LETTER: Don’t buy into the gas tax deception
To the Editor:
In a recent Our View, you promoted Sen. Mike Vehle’s gas tax agenda with the argument that the 1999 22-cent-per-gallon gas tax is only worth 10.9 cents today due to the impact of inflation. That is a deceptive argument, as that gives the impression that the South Dakota Department of Transportation has less to spend on highways and bridges.
I studied the DOT’s revenues and expenditures from 2002 and up to the recently passed budget. The $400 million annual expenditures and revenues have grown 50 percent from about $400 million to $600 million.

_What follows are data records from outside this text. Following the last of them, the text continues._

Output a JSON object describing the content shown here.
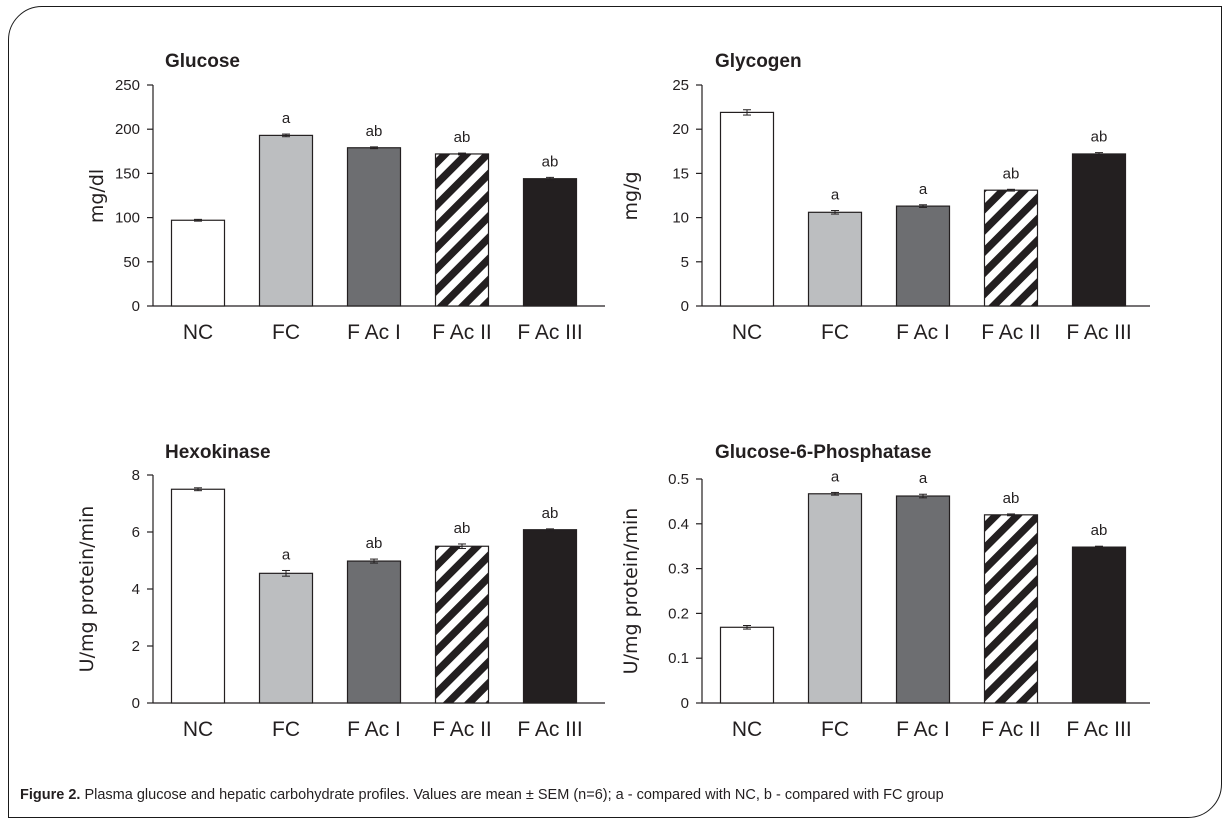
{
  "caption": {
    "label": "Figure 2.",
    "text": "Plasma glucose and hepatic carbohydrate profiles. Values are mean ± SEM (n=6); a - compared with NC, b - compared with FC group"
  },
  "colors": {
    "NC": "#ffffff",
    "FC": "#bcbec0",
    "F Ac I": "#6d6e71",
    "F Ac II": "hatch-black-white",
    "F Ac III": "#231f20"
  },
  "chart_data": [
    {
      "type": "bar",
      "title": "Glucose",
      "ylabel": "mg/dl",
      "ylim": [
        0,
        250
      ],
      "yticks": [
        0,
        50,
        100,
        150,
        200,
        250
      ],
      "categories": [
        "NC",
        "FC",
        "F Ac I",
        "F Ac II",
        "F Ac III"
      ],
      "values": [
        97,
        193,
        179,
        172,
        144
      ],
      "errors": [
        1,
        1.5,
        1,
        1,
        1.5
      ],
      "annotations": [
        "",
        "a",
        "ab",
        "ab",
        "ab"
      ]
    },
    {
      "type": "bar",
      "title": "Glycogen",
      "ylabel": "mg/g",
      "ylim": [
        0,
        25
      ],
      "yticks": [
        0,
        5,
        10,
        15,
        20,
        25
      ],
      "categories": [
        "NC",
        "FC",
        "F Ac I",
        "F Ac II",
        "F Ac III"
      ],
      "values": [
        21.9,
        10.6,
        11.3,
        13.1,
        17.2
      ],
      "errors": [
        0.3,
        0.2,
        0.15,
        0.1,
        0.15
      ],
      "annotations": [
        "",
        "a",
        "a",
        "ab",
        "ab"
      ]
    },
    {
      "type": "bar",
      "title": "Hexokinase",
      "ylabel": "U/mg protein/min",
      "ylim": [
        0,
        8
      ],
      "yticks": [
        0,
        2,
        4,
        6,
        8
      ],
      "categories": [
        "NC",
        "FC",
        "F Ac I",
        "F Ac II",
        "F Ac III"
      ],
      "values": [
        7.5,
        4.55,
        4.98,
        5.5,
        6.08
      ],
      "errors": [
        0.05,
        0.1,
        0.07,
        0.08,
        0.03
      ],
      "annotations": [
        "",
        "a",
        "ab",
        "ab",
        "ab"
      ]
    },
    {
      "type": "bar",
      "title": "Glucose-6-Phosphatase",
      "ylabel": "U/mg protein/min",
      "ylim": [
        0,
        0.5
      ],
      "yticks": [
        0,
        0.1,
        0.2,
        0.3,
        0.4,
        0.5
      ],
      "categories": [
        "NC",
        "FC",
        "F Ac I",
        "F Ac II",
        "F Ac III"
      ],
      "values": [
        0.169,
        0.467,
        0.462,
        0.42,
        0.348
      ],
      "errors": [
        0.004,
        0.003,
        0.004,
        0.002,
        0.002
      ],
      "annotations": [
        "",
        "a",
        "a",
        "ab",
        "ab"
      ]
    }
  ]
}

The biggest reason for that was Obama’s stimulus package.
Over that last five years, a total of over $1 million extra highway dollars became available.

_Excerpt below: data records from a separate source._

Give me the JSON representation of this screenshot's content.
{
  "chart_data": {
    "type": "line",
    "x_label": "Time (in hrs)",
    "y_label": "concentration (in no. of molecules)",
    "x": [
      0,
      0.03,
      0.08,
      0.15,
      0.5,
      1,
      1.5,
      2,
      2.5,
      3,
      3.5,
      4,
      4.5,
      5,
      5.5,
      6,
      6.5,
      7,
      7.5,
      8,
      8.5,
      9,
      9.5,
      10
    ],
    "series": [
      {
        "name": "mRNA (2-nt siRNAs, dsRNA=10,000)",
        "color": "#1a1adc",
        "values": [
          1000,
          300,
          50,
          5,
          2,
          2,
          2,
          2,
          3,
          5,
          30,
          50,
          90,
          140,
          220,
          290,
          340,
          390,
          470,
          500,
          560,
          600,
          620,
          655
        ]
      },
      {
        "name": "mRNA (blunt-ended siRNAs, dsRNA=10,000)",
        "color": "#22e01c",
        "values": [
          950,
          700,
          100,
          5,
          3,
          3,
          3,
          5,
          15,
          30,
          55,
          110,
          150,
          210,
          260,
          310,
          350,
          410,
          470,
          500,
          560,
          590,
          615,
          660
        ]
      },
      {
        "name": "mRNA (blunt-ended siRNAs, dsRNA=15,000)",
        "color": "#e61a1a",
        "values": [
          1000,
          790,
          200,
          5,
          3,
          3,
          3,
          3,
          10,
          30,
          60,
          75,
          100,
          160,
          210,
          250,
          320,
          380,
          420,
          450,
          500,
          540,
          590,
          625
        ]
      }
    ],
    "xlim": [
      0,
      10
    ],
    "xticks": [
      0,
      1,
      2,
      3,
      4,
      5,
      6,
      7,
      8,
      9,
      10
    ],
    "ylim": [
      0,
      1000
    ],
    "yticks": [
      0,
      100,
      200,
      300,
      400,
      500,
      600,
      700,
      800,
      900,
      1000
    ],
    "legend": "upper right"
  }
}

It is such debt-financed federal spending, whose impact increases the money supply, that is driving inflation. Not only has that reduced the purchasing power of the gas tax, it has caused the cost of gas to triple. And Vehle’s plan is to increase the cost of gasoline even more?
It is typical of liberal politicians to fabricate a crisis in order to fool people into supporting plans that continue to increase the size of government. In the case of South Dakota’s state government, what was once a $2 billion government in 2008 has doubled into a $4 billion government.
That means there are plenty of funds available for our roads and bridges if the money were not going to malinvestments. An example is the new Interstate 90 exit ramp west of Sioux Falls that is hardly used. Examples of local debt financed malinvestments would be the Corn Palace project and the proposed fine arts building that state law prohibits a vote by the people. These malinvestments will not increase economic gain enough to cover future debt payments and thus hurt economic growth.
These malinvestments are the result of the system of legal corruption. Sadly, the Chamber of Commerce special interests and their liberal politicians are not getting enough and now are inventing more ways to justify taking even more money out of our pockets.